Kamala Harris will most likely not appear beside Benjamin Netanyahu when he speaks to Congress this week. Former senior Biden administration officials say that was likely by design.
Harris declined to attend Netanyahu’s joint address later this week, Axios journalist Juliegrace Brufke reported Monday. And the decision was made before Joe Biden announced he was withdrawing from the 2024 race.
The vice president would have sat directly behind Netanyahu’s podium during the Wednesday event. Instead, last week, Biden’s campaign had scheduled her to speak in Indianapolis.
“That probably wasn’t an accident,” a former senior administration official told The Times of Israel. The source theorized that Biden may keep Harris away from the White House while Netanyahu is in town to avoid images that feature Harris associating with the Israeli prime minister. This would mark a significant shift in U.S. policy, if appearing with Netanyahu is suddenly viewed as a bad thing.
At the same time, Harris is receiving flack from Zionist organizations over comments she made about student protests in support of Palestine in an interview with The Nation earlier this month. The Zionist Organization of America accused Harris of endorsing “Arab Islamist criminality,” among other racist remarks.

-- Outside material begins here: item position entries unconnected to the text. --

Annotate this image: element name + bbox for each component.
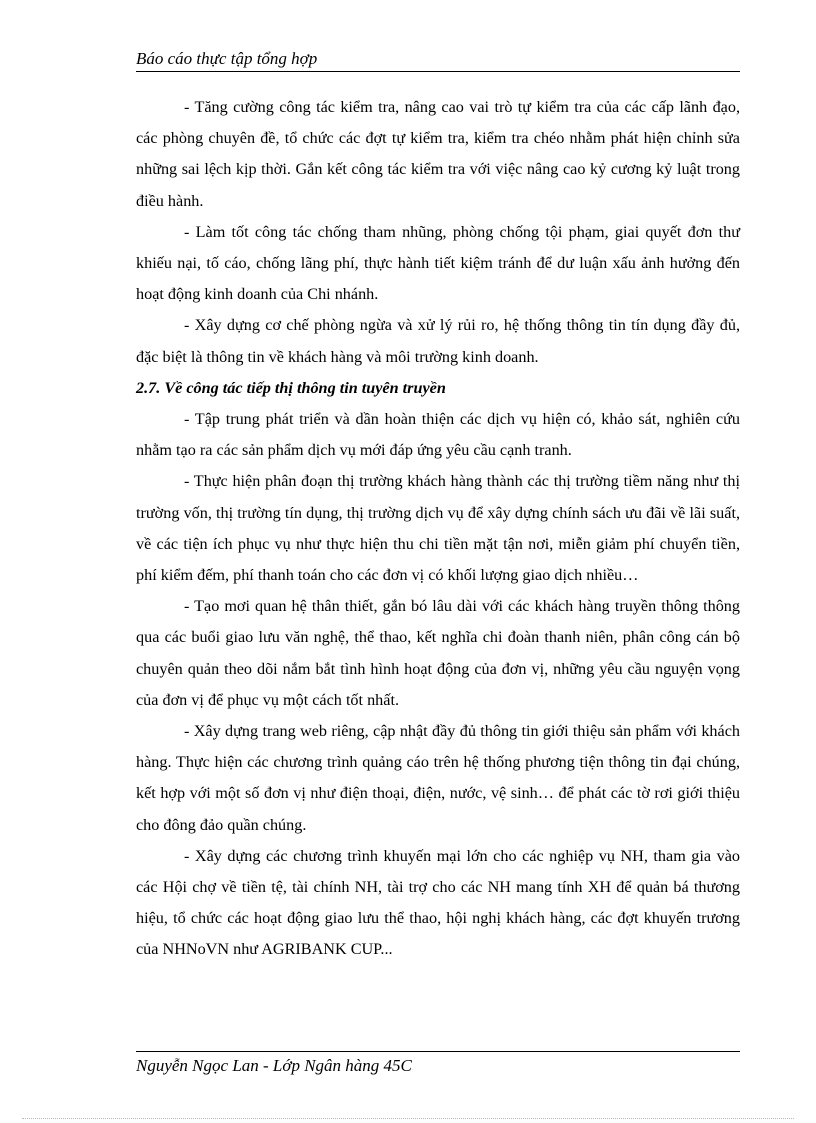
paragraph: - Xây dựng các chương trình khuyến mại lớn cho các nghiệp vụ NH, tham gia vào các Hội chợ về tiền tệ, tài chính NH, tài trợ cho các NH mang tính XH để quản bá thương hiệu, tổ chức các hoạt động giao lưu thể thao, hội nghị khách hàng, các đợt khuyến trương của NHNoVN như AGRIBANK CUP... bbox=[136, 846, 740, 959]
footer-divider bbox=[136, 1051, 740, 1052]
section-heading: 2.7. Về công tác tiếp thị thông tin tuyên truyền bbox=[136, 378, 446, 397]
paragraph: - Tập trung phát triển và dần hoàn thiện các dịch vụ hiện có, khảo sát, nghiên cứu nhằm tạo ra các sản phẩm dịch vụ mới đáp ứng yêu cầu cạnh tranh. bbox=[136, 410, 740, 460]
page-footer-author: Nguyễn Ngọc Lan - Lớp Ngân hàng 45C bbox=[136, 1056, 412, 1075]
page-bottom-dotted-line bbox=[22, 1118, 794, 1119]
document-body bbox=[136, 92, 740, 966]
paragraph: - Thực hiện phân đoạn thị trường khách hàng thành các thị trường tiềm năng như thị trường vốn, thị trường tín dụng, thị trường dịch vụ để xây dựng chính sách ưu đãi về lãi suất, về các tiện ích phục vụ như thực hiện thu chi tiền mặt tận nơi, miễn giảm phí chuyển tiền, phí kiểm đếm, phí thanh toán cho các đơn vị có khối lượng giao dịch nhiều… bbox=[136, 472, 740, 585]
paragraph: - Tạo mơi quan hệ thân thiết, gắn bó lâu dài với các khách hàng truyền thông thông qua các buổi giao lưu văn nghệ, thể thao, kết nghĩa chi đoàn thanh niên, phân công cán bộ chuyên quản theo dõi nắm bắt tình hình hoạt động của đơn vị, những yêu cầu nguyện vọng của đơn vị để phục vụ một cách tốt nhất. bbox=[136, 597, 740, 709]
paragraph: - Xây dựng cơ chế phòng ngừa và xử lý rủi ro, hệ thống thông tin tín dụng đầy đủ, đặc biệt là thông tin về khách hàng và môi trường kinh doanh. bbox=[136, 316, 740, 366]
paragraph: - Làm tốt công tác chống tham nhũng, phòng chống tội phạm, giai quyết đơn thư khiếu nại, tố cáo, chống lãng phí, thực hành tiết kiệm tránh để dư luận xấu ảnh hưởng đến hoạt động kinh doanh của Chi nhánh. bbox=[136, 222, 740, 304]
paragraph: - Xây dựng trang web riêng, cập nhật đầy đủ thông tin giới thiệu sản phẩm với khách hàng. Thực hiện các chương trình quảng cáo trên hệ thống phương tiện thông tin đại chúng, kết hợp với một số đơn vị như điện thoại, điện, nước, vệ sinh… để phát các tờ rơi giới thiệu cho đông đảo quần chúng. bbox=[136, 722, 740, 834]
page-header-title: Báo cáo thực tập tổng hợp bbox=[136, 49, 318, 68]
paragraph: - Tăng cường công tác kiểm tra, nâng cao vai trò tự kiểm tra của các cấp lãnh đạo, các phòng chuyên đề, tổ chức các đợt tự kiểm tra, kiểm tra chéo nhằm phát hiện chỉnh sửa những sai lệch kịp thời. Gắn kết công tác kiểm tra với việc nâng cao kỷ cương kỷ luật trong điều hành. bbox=[136, 98, 740, 210]
header-divider bbox=[136, 71, 740, 72]
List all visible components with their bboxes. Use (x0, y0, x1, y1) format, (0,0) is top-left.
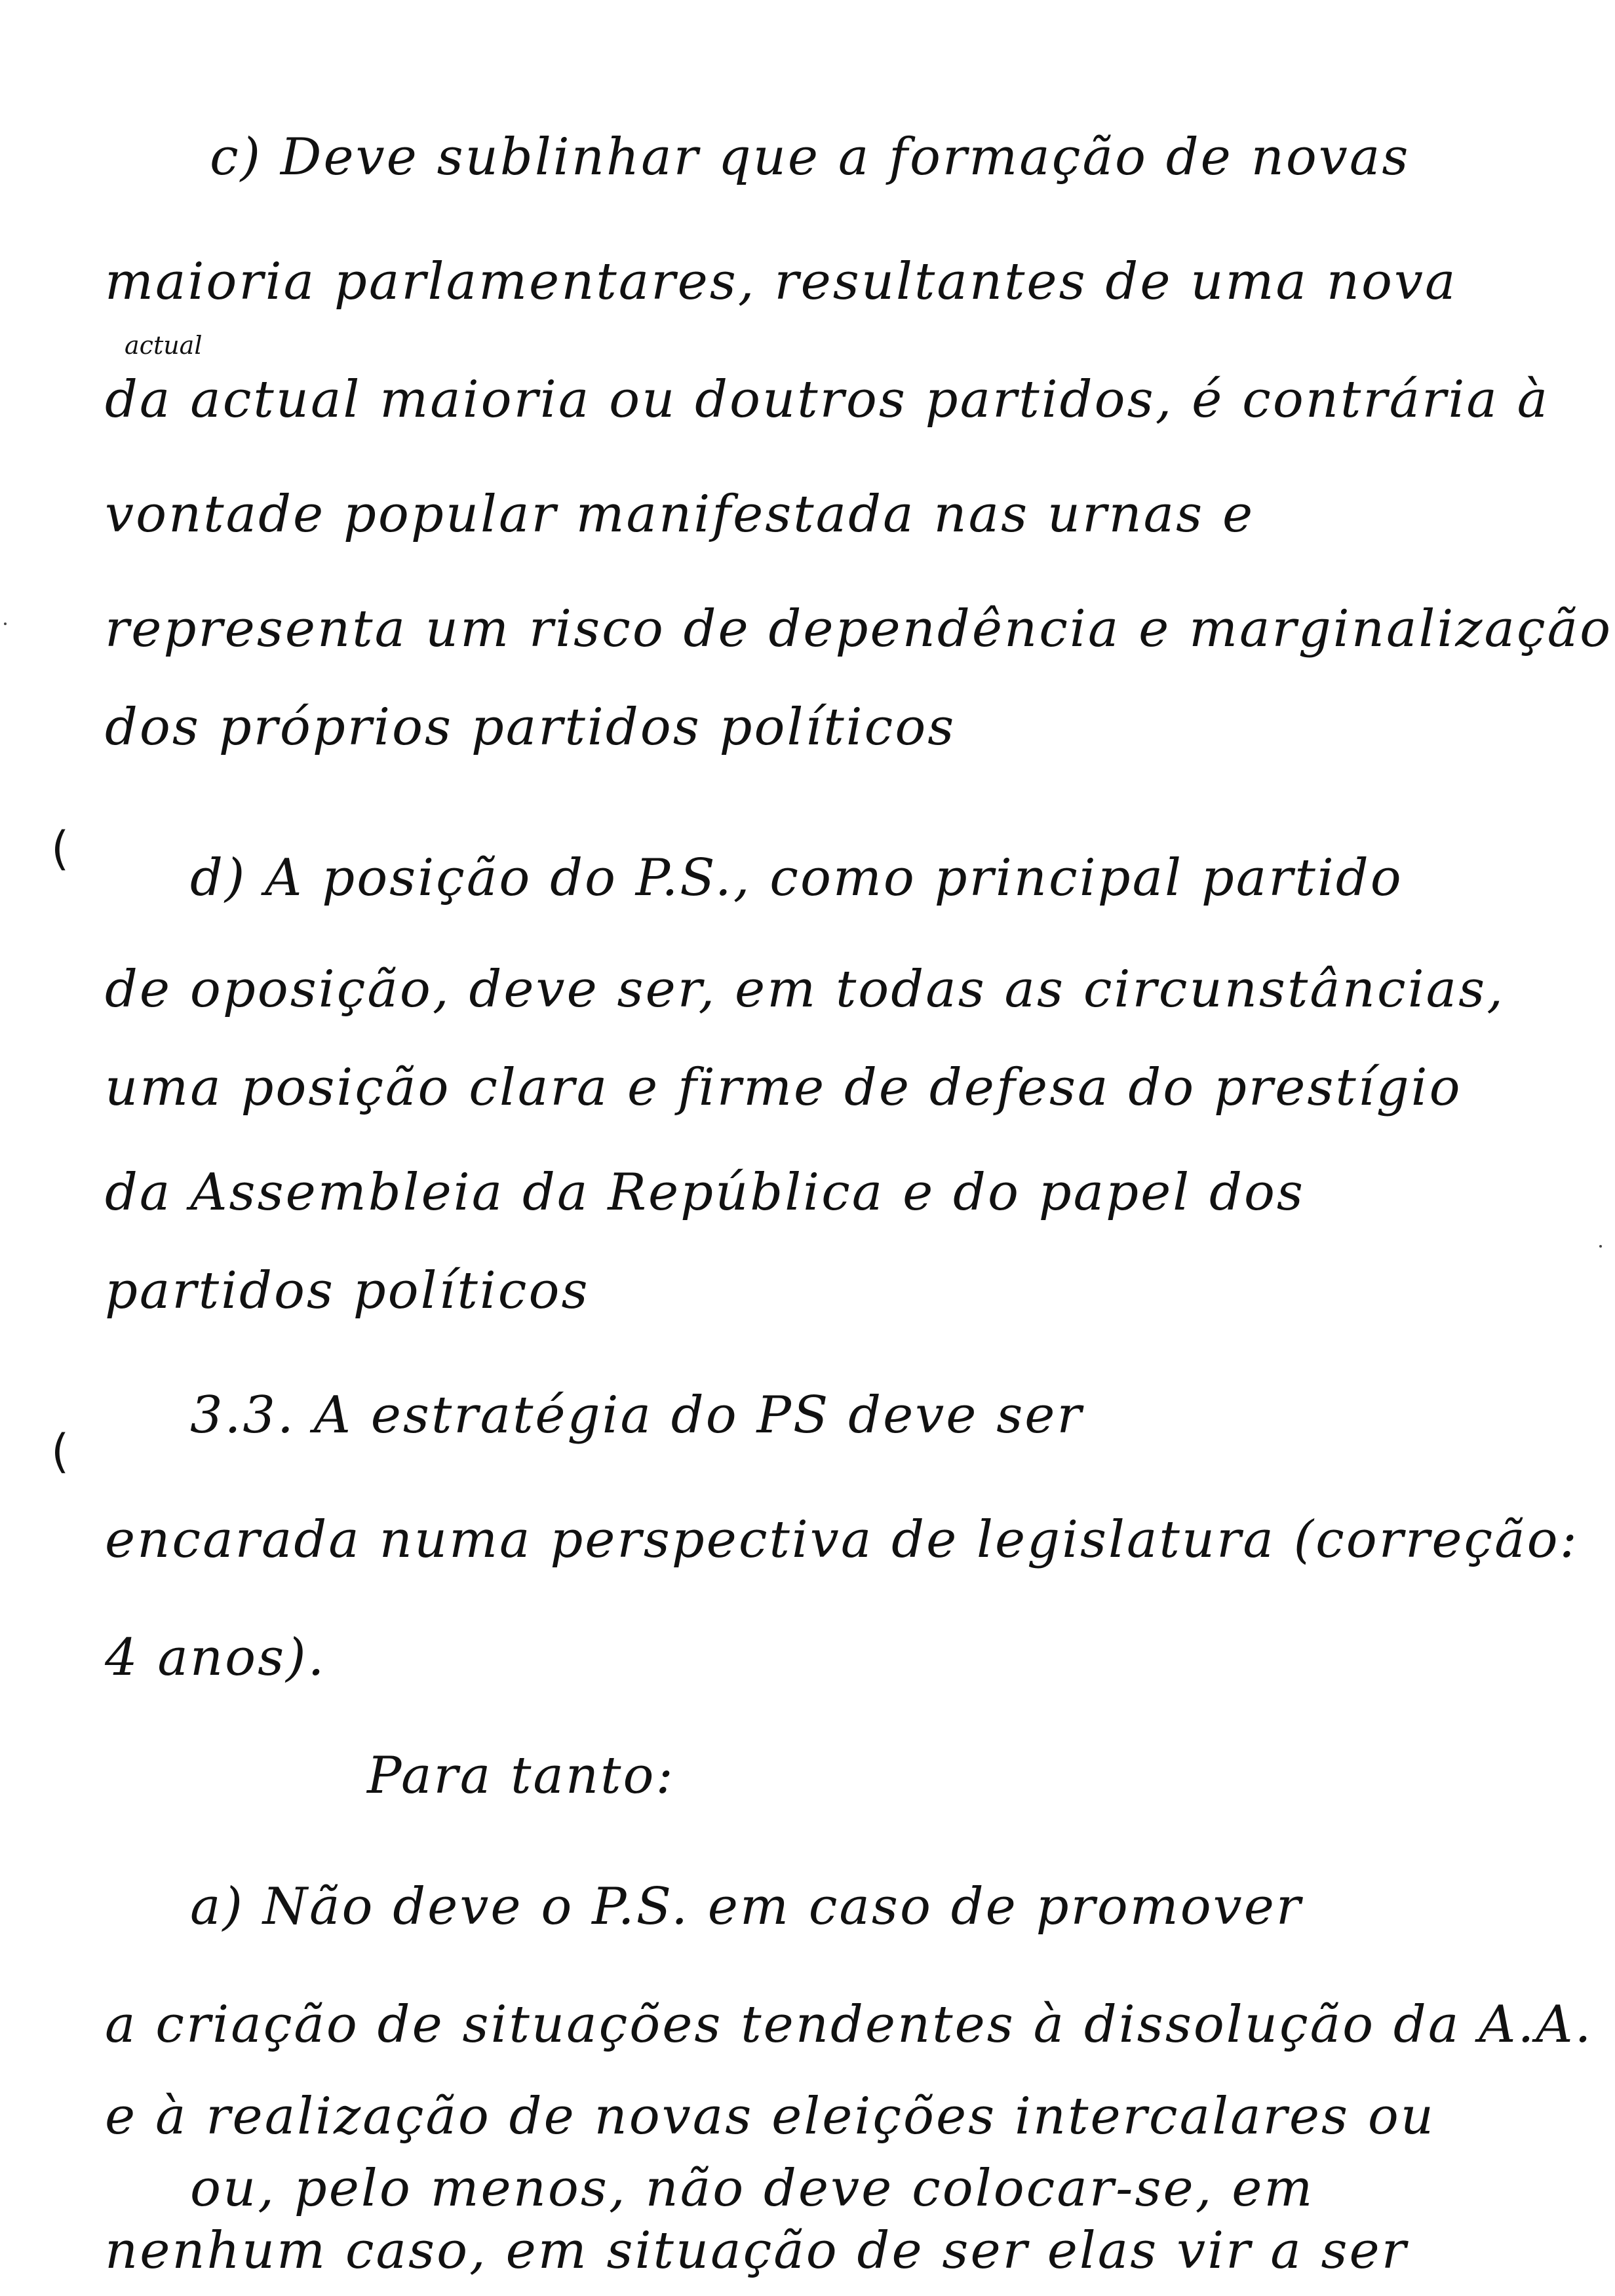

However, a current U.S. official said that a future Harris administration’s policies on Palestine won’t differ much from Biden’s. “Vice President Harris shares President Biden’s support for an iron-clad U.S. commitment to Israel’s security coupled with a commitment to advancing a two-state solution in order to bring an end to this cycle of violence,” the official said, speaking anonymously.
But Biden may also snub Netanyahu. A senior official in his office told reporters that Netanyahu may not meet with the U.S. president after all. Meanwhile, a record number of Democrats are set to boycott Netanyahu’s speech.